When a routine deal goes bad, a drug trader tries to set things right while unexpected circumstances force him to confront his traumatic origins.
During what is supposed to be a simple, routine handoff, 40-year-old drug trader Akilla Brown is suddenly caught in the middle of a violent robbery. Narrowly making it out alive, he captures one of the thieves, a teenaged Jamaican boy named Sheppard. Under the pressure of the criminals who hired him, Akilla must set things right and retrieve the stolen goods over the course of one arduous night.

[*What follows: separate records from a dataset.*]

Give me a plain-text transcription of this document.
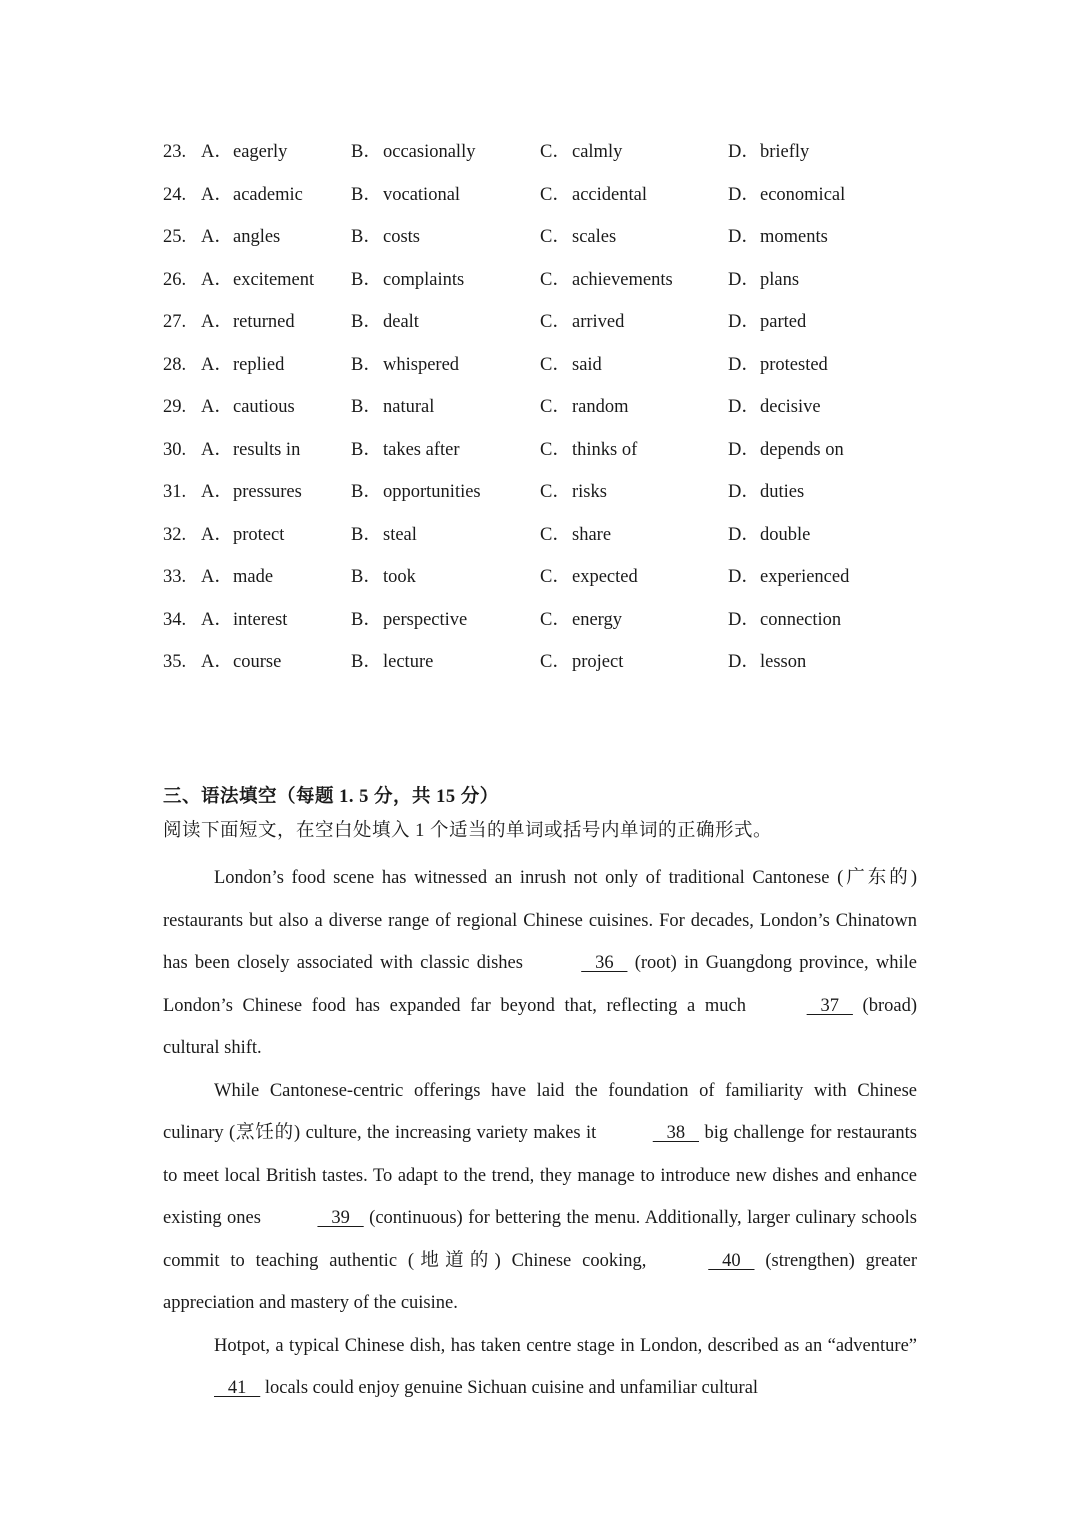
23. A． eagerly	B． occasionally	C． calmly	D． briefly
24. A． academic	B． vocational	C． accidental	D． economical
25. A． angles	B． costs	C． scales	D． moments
26. A． excitement B． complaints	C． achievements	D． plans
27. A． returned	B． dealt	C． arrived	D． parted
28. A． replied	B． whispered	C． said	D． protested
29. A． cautious	B． natural	C． random	D． decisive
30. A． results in	B． takes after	C． thinks of	D． depends on
31. A． pressures	B． opportunities	C． risks	D． duties
32. A． protect	B． steal	C． share	D． double
33. A． made	B． took	C． expected	D． experienced
34. A． interest	B． perspective	C． energy	D． connection
35. A． course	B． lecture	C． project	D． lesson
三、语法填空（每题 1. 5 分，共 15 分）
阅读下面短文，在空白处填入 1 个适当的单词或括号内单词的正确形式。

London’s food scene has witnessed an inrush not only of traditional Cantonese (广东的) restaurants but also a diverse range of regional Chinese cuisines. For decades, London’s Chinatown has been closely associated with classic dishes	36    (root) in Guangdong province, while London’s Chinese food has expanded far beyond that, reflecting a much	37    (broad) cultural shift.

While Cantonese-centric offerings have laid the foundation of familiarity with Chinese culinary (烹饪的) culture, the increasing variety makes it	38    big challenge for restaurants to meet local British tastes. To adapt to the trend, they manage to introduce new dishes and enhance existing ones	39    (continuous) for bettering the menu. Additionally, larger culinary schools commit to teaching authentic (地道的) Chinese cooking,	40    (strengthen) greater appreciation and mastery of the cuisine.

Hotpot, a typical Chinese dish, has taken centre stage in London, described as an “adventure”    41    locals could enjoy genuine Sichuan cuisine and unfamiliar cultural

When Akilla discovers that Sheppard’s gang has ties to the Garrison Army, the same crime organization he fell into as a child, he has to confront his own traumatic origins and becomes compelled to help the boy survive — and possibly even make the escape that he never could. Set in parallel timelines in present-day Toronto and 1990s Brooklyn, Akilla’s Escape illustrates how the oppressive cycle of violence manifests in different generations and just how difficult it is to break.

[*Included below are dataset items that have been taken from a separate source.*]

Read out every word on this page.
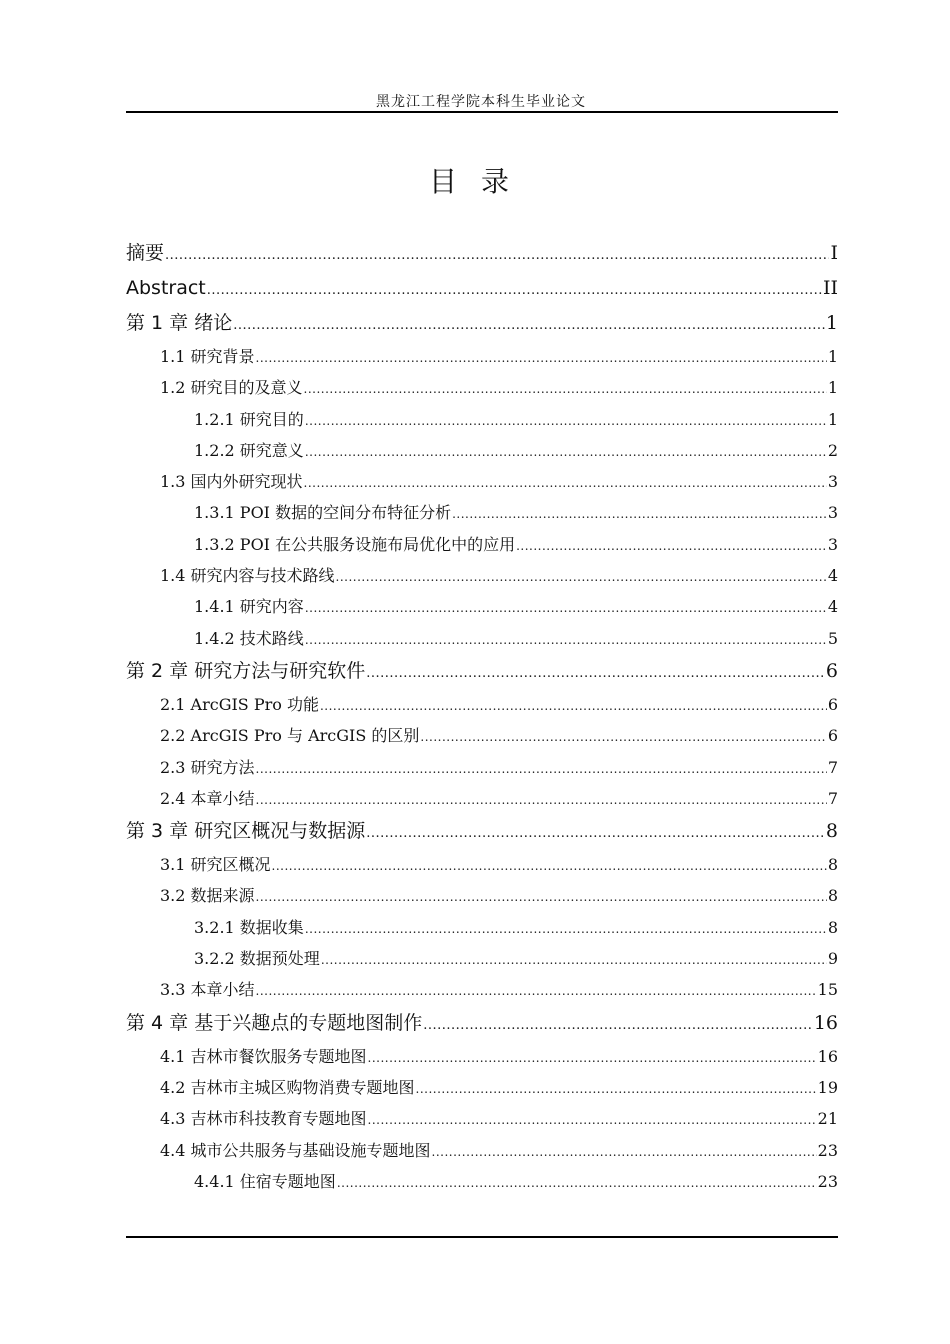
黑龙江工程学院本科生毕业论文
目录
摘要 .....	I
Abstract .....	II
第 1 章 绪论 .....	1
1.1 研究背景 .....	1
1.2 研究目的及意义 .....	1
1.2.1 研究目的 .....	1
1.2.2 研究意义 .....	2
1.3 国内外研究现状 .....	3
1.3.1 POI 数据的空间分布特征分析 .....	3
1.3.2 POI 在公共服务设施布局优化中的应用 .....	3
1.4 研究内容与技术路线 .....	4
1.4.1 研究内容 .....	4
1.4.2 技术路线 .....	5
第 2 章 研究方法与研究软件 .....	6
2.1 ArcGIS Pro 功能 .....	6
2.2 ArcGIS Pro 与 ArcGIS 的区别 .....	6
2.3 研究方法 .....	7
2.4 本章小结 .....	7
第 3 章 研究区概况与数据源 .....	8
3.1 研究区概况 .....	8
3.2 数据来源 .....	8
3.2.1 数据收集 .....	8
3.2.2 数据预处理 .....	9
3.3 本章小结 .....	15
第 4 章 基于兴趣点的专题地图制作 .....	16
4.1 吉林市餐饮服务专题地图 .....	16
4.2 吉林市主城区购物消费专题地图 .....	19
4.3 吉林市科技教育专题地图 .....	21
4.4 城市公共服务与基础设施专题地图 .....	23
4.4.1 住宿专题地图 .....	23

Poet-musician-actor Saul Williams — who also collaborated with Massive Attack’s 3D on the soundtrack — brings a subtle gravity to the role of the film’s quietly tortured protagonist. Returning to the landscape of the urban drama that helped make his name with Nurse.Fighter.Boy (2008), award-winning writer-director Charles Officer circumvents the sensationalism of the crime genre in this intelligent, distinctive, and sensitively rendered neo-noir–meets–coming-of-age story. With Jamaican gang culture and the reach of its rampant international drug trade as a biting political backdrop, Akilla’s Escape is a wide-eyed look at social violence and the toll it takes on Black lives.